Both sides — the Muslim communities and European societies — are caught in a two-pronged predicament shaped by the demands of the separation between religion and state, which constitutes a cultural obstacle for the Muslims as much as the pressing of Islamic identity in the public sphere conflicts with the principles of religious neutrality in Europe.

This predicament hampers the beginning of meaningful negotiations between Muslims and European societies that should give Muslims opportunity to express themselves fully. Accordingly, Muslims of Europe and the new generations in particular should dedicate greater efforts to formulating a political discourse that factors in respect for the religious neutrality that prevails in European societies.

Such a discourse will help gain support from influential social and cultural sectors and especially the younger generations. In like manner, European Muslims should approach the principle of separation between religion and the state from the perspective that it presents a greater opportunity for democratic expression, as opposed to being an obstacle to Islam.

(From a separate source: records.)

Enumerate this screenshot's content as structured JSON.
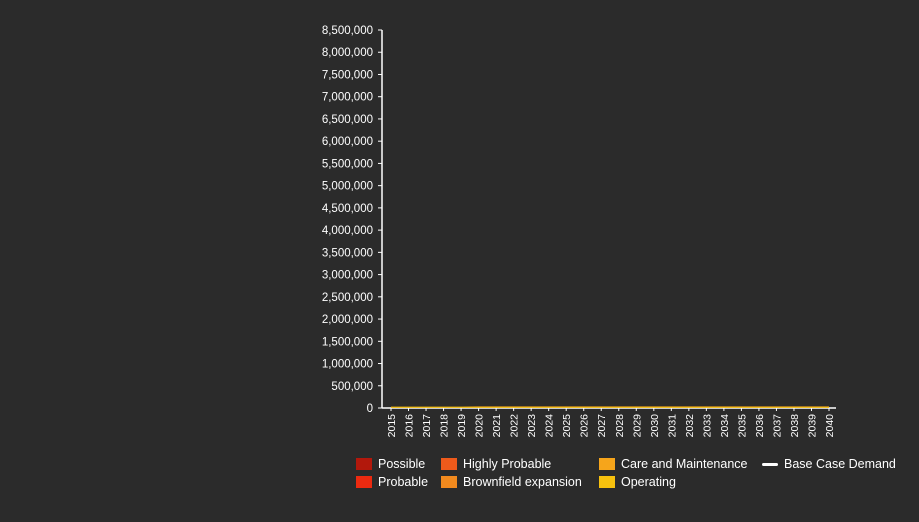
{
  "chart_data": {
    "type": "area",
    "stacked": true,
    "title": "",
    "xlabel": "",
    "ylabel": "",
    "x": [
      "2015",
      "2016",
      "2017",
      "2018",
      "2019",
      "2020",
      "2021",
      "2022",
      "2023",
      "2024",
      "2025",
      "2026",
      "2027",
      "2028",
      "2029",
      "2030",
      "2031",
      "2032",
      "2033",
      "2034",
      "2035",
      "2036",
      "2037",
      "2038",
      "2039",
      "2040"
    ],
    "ylim": [
      0,
      8500000
    ],
    "yticks": [
      0,
      500000,
      1000000,
      1500000,
      2000000,
      2500000,
      3000000,
      3500000,
      4000000,
      4500000,
      5000000,
      5500000,
      6000000,
      6500000,
      7000000,
      7500000,
      8000000,
      8500000
    ],
    "ytick_labels": [
      "0",
      "500,000",
      "1,000,000",
      "1,500,000",
      "2,000,000",
      "2,500,000",
      "3,000,000",
      "3,500,000",
      "4,000,000",
      "4,500,000",
      "5,000,000",
      "5,500,000",
      "6,000,000",
      "6,500,000",
      "7,000,000",
      "7,500,000",
      "8,000,000",
      "8,500,000"
    ],
    "grid": false,
    "legend_position": "bottom",
    "series": [
      {
        "name": "Operating",
        "color": "#f7c10e",
        "values": [
          30000,
          30000,
          30000,
          30000,
          30000,
          30000,
          30000,
          30000,
          30000,
          30000,
          30000,
          30000,
          30000,
          30000,
          30000,
          30000,
          30000,
          30000,
          30000,
          30000,
          30000,
          30000,
          30000,
          30000,
          30000,
          30000
        ]
      },
      {
        "name": "Care and Maintenance",
        "color": "#f6a51b",
        "values": [
          5000,
          5000,
          5000,
          5000,
          5000,
          5000,
          5000,
          5000,
          5000,
          5000,
          5000,
          5000,
          5000,
          5000,
          5000,
          5000,
          5000,
          5000,
          5000,
          5000,
          5000,
          5000,
          5000,
          5000,
          5000,
          5000
        ]
      },
      {
        "name": "Brownfield expansion",
        "color": "#f28a1e",
        "values": [
          0,
          0,
          0,
          0,
          0,
          5000,
          5000,
          5000,
          5000,
          5000,
          5000,
          5000,
          5000,
          5000,
          5000,
          5000,
          5000,
          5000,
          5000,
          5000,
          5000,
          5000,
          5000,
          5000,
          5000,
          5000
        ]
      },
      {
        "name": "Highly Probable",
        "color": "#ee5a1b",
        "values": [
          0,
          0,
          0,
          0,
          0,
          0,
          0,
          0,
          0,
          0,
          0,
          0,
          0,
          0,
          0,
          0,
          0,
          0,
          0,
          0,
          0,
          0,
          0,
          0,
          0,
          0
        ]
      },
      {
        "name": "Probable",
        "color": "#ec2a10",
        "values": [
          0,
          0,
          0,
          0,
          0,
          0,
          0,
          0,
          0,
          0,
          0,
          0,
          0,
          0,
          0,
          0,
          0,
          0,
          0,
          0,
          0,
          0,
          0,
          0,
          0,
          0
        ]
      },
      {
        "name": "Possible",
        "color": "#b2180c",
        "values": [
          0,
          0,
          0,
          0,
          0,
          0,
          0,
          0,
          0,
          0,
          0,
          0,
          0,
          0,
          0,
          0,
          0,
          0,
          0,
          0,
          0,
          0,
          0,
          0,
          0,
          0
        ]
      }
    ],
    "line_series": [
      {
        "name": "Base Case Demand",
        "color": "#ffffff",
        "values": [
          null,
          null,
          null,
          null,
          null,
          null,
          null,
          null,
          null,
          null,
          null,
          null,
          null,
          null,
          null,
          null,
          null,
          null,
          null,
          null,
          null,
          null,
          null,
          null,
          null,
          null
        ]
      }
    ]
  },
  "legend": [
    {
      "label": "Possible",
      "color": "#b2180c",
      "kind": "swatch"
    },
    {
      "label": "Probable",
      "color": "#ec2a10",
      "kind": "swatch"
    },
    {
      "label": "Highly Probable",
      "color": "#ee5a1b",
      "kind": "swatch"
    },
    {
      "label": "Brownfield expansion",
      "color": "#f28a1e",
      "kind": "swatch"
    },
    {
      "label": "Care and Maintenance",
      "color": "#f6a51b",
      "kind": "swatch"
    },
    {
      "label": "Operating",
      "color": "#f7c10e",
      "kind": "swatch"
    },
    {
      "label": "Base Case Demand",
      "color": "#ffffff",
      "kind": "line"
    }
  ]
}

Negative attitudes have prevented Muslims from effectively availing themselves of the available means of freedom. For example, the freedom that European societies offer to establish associations that do not discriminate on an ethnic basis opens horizons for reaching the bedrock of European society, using means and instruments consistent with European culture.

In addition, European Muslims should gradually become more involved in political parties in their capacity as European citizens as opposed to citizens of non-European origin. Previous waves of immigrants have succeeded in advancing their religious identity using European democratic mechanisms, as was the case with Jewish immigrants, for example.


The writer is the holder of a PhD in international relations from Sorbonne University in Paris and expert on European affairs.